Formalized Service Offering Includes Expert Assessment, Negotiation and Mitigation for Ransomware and Data Exfiltration Attacks
GroupSense, a threat intelligence company, today announced its Ransomware Negotiation Services offering – a comprehensive package of services for assessing and responding to ransomware attacks, including negotiations with threat actors. This unique service offering includes expert negotiators who have extensive experience resolving ransomware attacks, including arranging the destruction of exfiltrated data to reduce the damage caused by dual ransomware/data theft attacks. It also provides comprehensive services for evaluating and confirming attacks and conducting post-attack remediation activities, including executive support at board meetings, legal counsel, interfacing with insurance companies, public relations messaging and execution, and communications with key stakeholders, including investors, employees and customers.

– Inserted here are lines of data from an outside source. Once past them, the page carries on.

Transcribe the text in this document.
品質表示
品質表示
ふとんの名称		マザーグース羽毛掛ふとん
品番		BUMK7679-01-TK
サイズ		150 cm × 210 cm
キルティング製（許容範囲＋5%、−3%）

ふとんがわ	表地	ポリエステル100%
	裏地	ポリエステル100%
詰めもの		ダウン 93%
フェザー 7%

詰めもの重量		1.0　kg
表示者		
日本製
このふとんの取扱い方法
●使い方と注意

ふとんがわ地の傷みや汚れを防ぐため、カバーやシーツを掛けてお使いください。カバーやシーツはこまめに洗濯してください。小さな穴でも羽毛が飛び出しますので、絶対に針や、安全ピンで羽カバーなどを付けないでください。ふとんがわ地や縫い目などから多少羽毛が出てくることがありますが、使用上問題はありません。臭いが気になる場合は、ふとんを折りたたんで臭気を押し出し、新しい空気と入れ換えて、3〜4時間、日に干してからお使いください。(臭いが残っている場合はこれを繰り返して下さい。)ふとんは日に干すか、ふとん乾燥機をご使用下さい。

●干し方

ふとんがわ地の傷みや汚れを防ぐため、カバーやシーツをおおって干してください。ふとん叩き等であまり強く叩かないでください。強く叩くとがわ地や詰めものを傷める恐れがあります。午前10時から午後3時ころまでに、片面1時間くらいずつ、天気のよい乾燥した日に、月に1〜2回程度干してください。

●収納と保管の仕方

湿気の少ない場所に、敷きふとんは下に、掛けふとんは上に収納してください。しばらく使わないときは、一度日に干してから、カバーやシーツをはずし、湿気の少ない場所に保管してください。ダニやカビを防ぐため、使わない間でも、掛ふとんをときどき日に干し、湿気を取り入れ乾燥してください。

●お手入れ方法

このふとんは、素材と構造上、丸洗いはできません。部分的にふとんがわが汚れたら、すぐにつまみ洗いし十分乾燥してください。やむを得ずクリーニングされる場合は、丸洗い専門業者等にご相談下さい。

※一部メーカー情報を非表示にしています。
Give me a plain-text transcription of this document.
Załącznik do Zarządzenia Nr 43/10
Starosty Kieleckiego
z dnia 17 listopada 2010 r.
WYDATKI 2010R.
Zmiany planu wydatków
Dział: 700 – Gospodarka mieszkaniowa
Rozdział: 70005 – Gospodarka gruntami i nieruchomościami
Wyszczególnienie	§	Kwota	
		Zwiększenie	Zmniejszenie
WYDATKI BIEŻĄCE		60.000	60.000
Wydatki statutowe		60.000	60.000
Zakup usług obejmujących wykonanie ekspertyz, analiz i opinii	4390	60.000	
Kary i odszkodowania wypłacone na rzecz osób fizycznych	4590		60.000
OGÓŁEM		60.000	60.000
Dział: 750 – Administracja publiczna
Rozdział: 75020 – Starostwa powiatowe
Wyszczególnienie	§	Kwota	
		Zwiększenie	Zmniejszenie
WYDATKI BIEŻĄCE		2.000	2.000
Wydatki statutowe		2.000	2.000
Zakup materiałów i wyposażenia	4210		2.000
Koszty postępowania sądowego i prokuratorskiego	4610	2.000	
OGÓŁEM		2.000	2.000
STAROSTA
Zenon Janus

“Enterprises need to take a more sophisticated approach to ransomware – most victims wind up suffering far more damage than is necessary, whether by overpaying threat actors, incurring brand damage and compliance violations from online data dumps or spending extended periods of time with no access to their critical data,” said Kurtis Minder, co-founder and CEO of GroupSense. “Many companies turn to their cybersecurity partners for help, but very few of those organizations have experienced ransomware negotiators and strategists who know the history of various threat actors and can effectively negotiate with them. Fewer still can provide comprehensive plans for mitigating the potential business damage caused by these attacks, which can include losing data, compliance violations, sabotaging customer relationships, and degrading corporate reputation.”
Minder said GroupSense has been performing these services for clients for years. Now, GroupSense has packaged a formal turnkey offering that includes the following services:
- Threat evaluation – Ransomware attacks need to be assessed for legitimacy. It is also important to identify the threat actor and develop a negotiation and mitigation strategy based on the threat actor’s history.
- Threat actor engagement – Threat actors may seem like faceless criminals – but they are human beings who can be constructively engaged so ransomware victims can verify the claims of the threat actor and build the needed trust and rapport for a positive outcome.
- Ransomware negotiation – Novices are always at a disadvantage in negotiations with experienced professionals, and since most companies do not have access to experienced ransomware negotiators, threat actors usually have a decided advantage. GroupSense levels the playing field with experienced negotiators who can effectively reduce ransom demands and manage the cryptocurrency transaction once the negotiation is complete.
- Post-transaction services – There are a number of activities that need to happen post-transaction to reduce the potential damage of the attack, including monitoring the threat actor to prevent a repeat attack, obtaining access to any stolen data and communicating with all necessary parties about the attack, including insurance companies.